Huntington fait une analyse très
intéressante de la méthode par laquelle les élites islamiques ont
entrepris la reconquête de leur sphère civilisationnelle. Alors que
les milieux néo-droitistes nous ont gavé de théories sur la prise de
contrôle du pouvoir culturel, sans grande réussite effective
d’ailleurs, les Islamistes, eux, nous donnent l’exemple d’une
réussite indéniable dans le domaine. Tout comme les Musulmans, nous
devons faire de la métapolitique (gramscisme) efficace en
investissant non seulement la sphère politique mais surtout la
sphère sociale et culturelle. L’idéologie révolutionnaire ne doit
pas seulement s’exprimer dans le domaine intellectuel
para-universitaire mais doit répondre aussi aux questions et aux
problèmes concrets des gens. Elle doit ensuite montrer sur le
terrain que ses idées sont efficaces au contraire de celle du
pouvoir, raison majeure pour laquelle la population doit la
soutenir. Prendre le pouvoir, c’est s’imposer comme la seule
alternative possible, y compris en cassant les autres mouvements
contestataires. D’ailleurs, selon le mot d’ordre de Guy Debord dans
ses Commentaires sur la société du spectacle : « Le premier mérite
d’une théorie critique exacte est de faire instantanément paraître
ridicule toutes les autres. » « Mais il faut aussi qu’elle soit une
théorie parfaitement inadmissible [par le système et son discours].

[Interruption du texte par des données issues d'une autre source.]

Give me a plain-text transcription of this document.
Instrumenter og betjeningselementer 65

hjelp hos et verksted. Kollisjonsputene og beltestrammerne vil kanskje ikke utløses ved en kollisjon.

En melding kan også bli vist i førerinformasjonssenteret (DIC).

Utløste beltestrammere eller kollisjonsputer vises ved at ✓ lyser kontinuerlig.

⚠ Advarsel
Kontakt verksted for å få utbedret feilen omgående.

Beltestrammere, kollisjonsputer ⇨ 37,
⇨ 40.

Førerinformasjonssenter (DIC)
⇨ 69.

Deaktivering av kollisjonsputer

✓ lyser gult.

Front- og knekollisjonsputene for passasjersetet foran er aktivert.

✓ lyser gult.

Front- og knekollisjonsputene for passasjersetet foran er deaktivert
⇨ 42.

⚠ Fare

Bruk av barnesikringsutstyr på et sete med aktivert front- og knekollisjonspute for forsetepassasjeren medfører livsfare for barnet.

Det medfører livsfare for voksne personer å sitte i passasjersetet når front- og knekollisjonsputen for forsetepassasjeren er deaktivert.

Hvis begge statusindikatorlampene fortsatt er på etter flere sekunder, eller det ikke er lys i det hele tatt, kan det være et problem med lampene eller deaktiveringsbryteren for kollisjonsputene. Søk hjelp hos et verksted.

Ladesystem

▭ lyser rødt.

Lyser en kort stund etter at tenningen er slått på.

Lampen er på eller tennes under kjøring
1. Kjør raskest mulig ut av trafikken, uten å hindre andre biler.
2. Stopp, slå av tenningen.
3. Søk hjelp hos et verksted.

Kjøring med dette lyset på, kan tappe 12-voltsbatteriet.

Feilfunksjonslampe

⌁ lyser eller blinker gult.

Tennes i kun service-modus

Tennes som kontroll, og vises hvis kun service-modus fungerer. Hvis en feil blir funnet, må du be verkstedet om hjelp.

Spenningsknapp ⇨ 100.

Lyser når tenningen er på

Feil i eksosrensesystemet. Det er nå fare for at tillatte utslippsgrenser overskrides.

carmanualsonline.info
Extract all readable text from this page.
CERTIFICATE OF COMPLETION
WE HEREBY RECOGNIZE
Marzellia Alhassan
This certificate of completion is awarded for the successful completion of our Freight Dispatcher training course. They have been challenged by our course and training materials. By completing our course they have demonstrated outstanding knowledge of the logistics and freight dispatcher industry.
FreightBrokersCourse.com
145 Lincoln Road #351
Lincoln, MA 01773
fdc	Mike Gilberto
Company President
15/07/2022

Il faut qu’elle puisse déclarer mauvais, à la stupéfaction indignée
de tous ceux qui le trouvent bon, le centre même du monde existant,
en en ayant découvert la nature exacte. »
Ce que nous critiquons
La question russe
Dans son livre, Huntington pose la
question suivante : « La Russie doit-elle adopter les valeurs, les
institutions et les pratiques occidentales, et tenter de s’intégrer
à l’Occident ? Ou bien incarne-t-elle une civilisation orthodoxe et
eurasiatique différente de l’Occident et dont le destin serait de
relier l’Europe et l’Asie ? Les élites intellectuelles et politiques
et l’opinion sont divisées sur ces questions. D’un côté, on trouve
les partisans de l’occidentalisation, les « cosmopolites », les «
atlantistes », et de l’autre, les successeurs des slavophiles,
qualifiés diversement de « nationalistes », d’ « eurasianistes » ou
de « derzhavniki » (Etatistes). »[61] Huntington répond clairement à
cette question dans sa conclusion. Il faut selon lui intégrer à
l’Union européenne et à l’OTAN les Etats occidentaux de l’Europe
centrale, c’est-à-dire les Etats du sommet de Visegrad[62], les
Républiques baltes, la Slovénie et la Croatie. Il faut considérer la
Russie comme l’Etat phare du monde orthodoxe et comme une puissance
régionale essentielle, ayant de légitimes intérêts dans la sécurité
de ses frontières sud. Les intérêts des Etats-Unis seront mieux
défendus s’ils évitent de prendre des positions extrêmes en
cherchant par exemple à intervenir dans les affaires des autres
civilisations et s’ils adoptent une politique atlantiste de
coopération étroite avec leurs partenaires européens, afin de
sauvegarder et d’affirmer les valeurs de leur civilisation
commune.[63] Nous ne sommes pas d’accord avec Huntington pour deux
raisons :
- Premièrement la Russie fait
partie intégrante de l’Europe. Huntington considère qu’il existe
une séparation entre ce qu’il appelle l’Europe occidentale et le
monde orthodoxe. Or nous ne voyons pas pourquoi la séparation entre
peuples latins catholiques et germaniques protestants d’une part et
peuples slaves orthodoxes d’autre part serait plus grave et plus
fondamentale que la séparation entre peuples latins et germaniques.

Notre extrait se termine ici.